RHEV 2.2 | ESX 4 | |
Manager | ||
Name | RHEV-M | vCenter |
Compatible OS | Windows 2003 Windows 20008 R2 | Windows XP Windows 2003 Windows 2008 Windows 2008 R2 |
Backend DB | Microsoft SQL Server | Microsoft SQL server Oracle |
Application Type | Web application (WPF .xbap application) | Windows native application |
User Interface | Web UI | Web UI Windows native application |
CLI [1] | Powershell | Powershell(PowerCLI) vCLI |
SDK&API | Powershell | Powershell, Perl,C#, Java |
Hypervisor | ||
Type | Linux kernel (KVM) | Proprietary |
Manager Agent | Python script | Binary daemon |
HA/Migration [2] | YES | YES |
Manager independent [3] | NO | YES |
CLI [4] | NO | esxcfg-*/vimsh commands |
SDK&API | NO | Powershell, Perl,C#, Java |
Storage Type [5] | NFS/iSCSI/FC | local disk/NFS/iSCSI/FC |
Guest OS | ||
supported OS [6] | Red Hat Enterprise Linux Windows | All major Linux distributions Windows Solaris Mac OS/BSD |
Clone [7] | Supported | supported |
Snapshot [8] | limited support | supported |
Supported Hard disk [9] | IDE, VirtIO | IDE,SCSI |
Cost | ~2/3 of VMware cost | expensive |
NOTES:
[1] Manager CLI: RHEV-M PowerShell has fewer number of cmdlets compared to PowerCLI
[2] Manager independent: In my opinion, it is RHEV’s biggest mistake in design. RHEV-M is the central brain, the hypervisor is dummy host, which means you are NOT supposed to login to hypervisor to do configuration or VM operation, e.g. add virtual network or start/stop vms.
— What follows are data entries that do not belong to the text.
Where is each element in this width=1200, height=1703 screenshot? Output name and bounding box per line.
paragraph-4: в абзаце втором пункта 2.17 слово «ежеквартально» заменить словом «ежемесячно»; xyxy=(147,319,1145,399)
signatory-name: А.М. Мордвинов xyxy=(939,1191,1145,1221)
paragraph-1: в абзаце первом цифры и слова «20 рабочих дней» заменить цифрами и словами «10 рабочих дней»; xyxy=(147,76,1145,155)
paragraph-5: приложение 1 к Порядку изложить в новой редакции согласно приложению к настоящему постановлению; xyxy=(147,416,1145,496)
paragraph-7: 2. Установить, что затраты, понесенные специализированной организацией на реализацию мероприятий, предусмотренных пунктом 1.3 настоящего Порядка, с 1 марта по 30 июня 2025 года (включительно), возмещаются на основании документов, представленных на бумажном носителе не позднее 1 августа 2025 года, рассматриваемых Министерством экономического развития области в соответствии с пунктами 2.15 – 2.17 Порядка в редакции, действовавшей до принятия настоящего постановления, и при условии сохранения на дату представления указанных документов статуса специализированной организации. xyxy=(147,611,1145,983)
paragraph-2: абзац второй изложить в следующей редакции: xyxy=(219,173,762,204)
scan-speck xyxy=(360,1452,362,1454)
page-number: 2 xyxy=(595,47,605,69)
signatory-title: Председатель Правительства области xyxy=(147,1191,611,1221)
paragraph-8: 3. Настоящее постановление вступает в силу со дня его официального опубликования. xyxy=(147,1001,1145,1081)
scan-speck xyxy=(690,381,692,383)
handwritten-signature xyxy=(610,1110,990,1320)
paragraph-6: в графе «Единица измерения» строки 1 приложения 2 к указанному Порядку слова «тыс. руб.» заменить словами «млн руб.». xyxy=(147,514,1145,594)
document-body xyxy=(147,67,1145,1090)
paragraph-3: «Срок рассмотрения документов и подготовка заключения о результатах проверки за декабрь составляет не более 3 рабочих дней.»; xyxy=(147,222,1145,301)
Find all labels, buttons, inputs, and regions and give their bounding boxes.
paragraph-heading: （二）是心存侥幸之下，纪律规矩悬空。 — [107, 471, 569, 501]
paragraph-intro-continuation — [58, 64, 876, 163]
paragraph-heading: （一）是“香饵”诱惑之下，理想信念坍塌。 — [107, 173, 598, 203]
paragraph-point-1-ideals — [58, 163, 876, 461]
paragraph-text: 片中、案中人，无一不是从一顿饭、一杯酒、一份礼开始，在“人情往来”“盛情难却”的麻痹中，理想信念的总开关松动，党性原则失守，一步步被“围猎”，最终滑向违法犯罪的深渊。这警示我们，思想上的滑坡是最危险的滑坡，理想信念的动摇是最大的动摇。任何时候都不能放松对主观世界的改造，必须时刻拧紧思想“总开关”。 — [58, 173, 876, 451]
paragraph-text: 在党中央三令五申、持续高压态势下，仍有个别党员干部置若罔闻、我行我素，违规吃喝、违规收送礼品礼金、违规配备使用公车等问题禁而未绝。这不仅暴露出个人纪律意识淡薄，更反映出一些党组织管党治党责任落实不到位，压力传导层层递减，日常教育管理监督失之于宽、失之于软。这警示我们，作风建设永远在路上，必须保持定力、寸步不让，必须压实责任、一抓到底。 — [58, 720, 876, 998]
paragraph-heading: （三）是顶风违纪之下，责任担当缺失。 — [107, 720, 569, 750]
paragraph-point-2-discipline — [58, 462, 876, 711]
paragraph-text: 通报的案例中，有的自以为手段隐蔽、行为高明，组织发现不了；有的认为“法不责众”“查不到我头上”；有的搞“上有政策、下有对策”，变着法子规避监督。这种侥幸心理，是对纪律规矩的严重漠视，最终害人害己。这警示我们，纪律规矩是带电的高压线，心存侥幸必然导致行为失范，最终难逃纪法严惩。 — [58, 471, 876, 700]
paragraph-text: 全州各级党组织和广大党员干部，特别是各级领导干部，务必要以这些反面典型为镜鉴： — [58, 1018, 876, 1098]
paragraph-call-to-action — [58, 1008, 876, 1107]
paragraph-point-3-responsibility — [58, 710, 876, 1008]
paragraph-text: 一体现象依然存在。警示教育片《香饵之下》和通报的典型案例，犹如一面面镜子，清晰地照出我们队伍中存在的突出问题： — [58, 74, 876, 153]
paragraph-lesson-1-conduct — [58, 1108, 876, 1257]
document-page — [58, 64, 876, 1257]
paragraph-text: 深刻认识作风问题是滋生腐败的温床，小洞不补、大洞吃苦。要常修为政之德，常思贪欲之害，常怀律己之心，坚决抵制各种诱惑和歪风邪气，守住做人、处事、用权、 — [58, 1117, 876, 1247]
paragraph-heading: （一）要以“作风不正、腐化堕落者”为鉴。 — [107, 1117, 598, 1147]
All must be done in RHEV-M. On the other hand, each VMware ESX host is intelligent by design, you can perform almost anything by esxcfg*/vimsh commands. ESX host just rely manager for HA and Distributed Resource Scheduling.(if RHEV-M fails, VMs in RHEV-H will not be interrupted, but don’t touch them, because you can’t restart them without RHEV-M)
[3] Hypervisor HA: RHEV requires a form of fencing method for HA, e.g smart power switch or LOM card to shoot hypervisor in the head.
[4] Hypervisor CLI: libvirt CLI tools are supported in KVM, but RHEV doesn’t use libvirt.
[5] Storage Type: You can’t utilize RHEV-H local storage, it is not visible in manager.RHEV datacenter has a "storage type" (NFS/iSCSI/FC) attribute, only single storage domain with the same type can be attached to datacenter.
[6] Supported guest OS: In paper, RHEL and Windows are the only supported OS, but you can install almost any x86 OS, because RHEV-H is based on KVM not para-virtualization
[7] Clone: RHEV doesn’t call it clone, You have to choose a template when creating new VM. VMware support clone from template or VM.
[8] Snapshot: You have to shutdown RHEV VM to snapshot it.
[9] VirtIO: RHEL 5.x has built-in VirtIO driver, Other Linux should also has VirtIO driver. for windows, RHEV provide Virtual floppy file, virtio*.vfd, to be used during installation. Any other OS without VirtIO has to use IDE (SCSI is not supported, VirtIO is supposed to deliver better performance than SCSI)
Conclusion:
In my opinion, so far, RHEV Server is not enterprise ready due to limitations of [3] , [4], and [8]. RHEV Server lose to VMware ESX in almost every feature compared, However, RHEV does a better job in desktop virtualization thanks to Qumranet, whose root was desktop virtualization. (In 2008, Red Hat acquired Qumranet, from which the RHEV-M originated).
It is reported that Red Hat is developing RHEV 3, which will be based on Jboss (Java) in Linux with PostgreSQL DB backend. Hopefully, RHEV 3 can redesign RHEV-H to make it “intelligent” by integrating libvirt for CLI ability in hypervisor.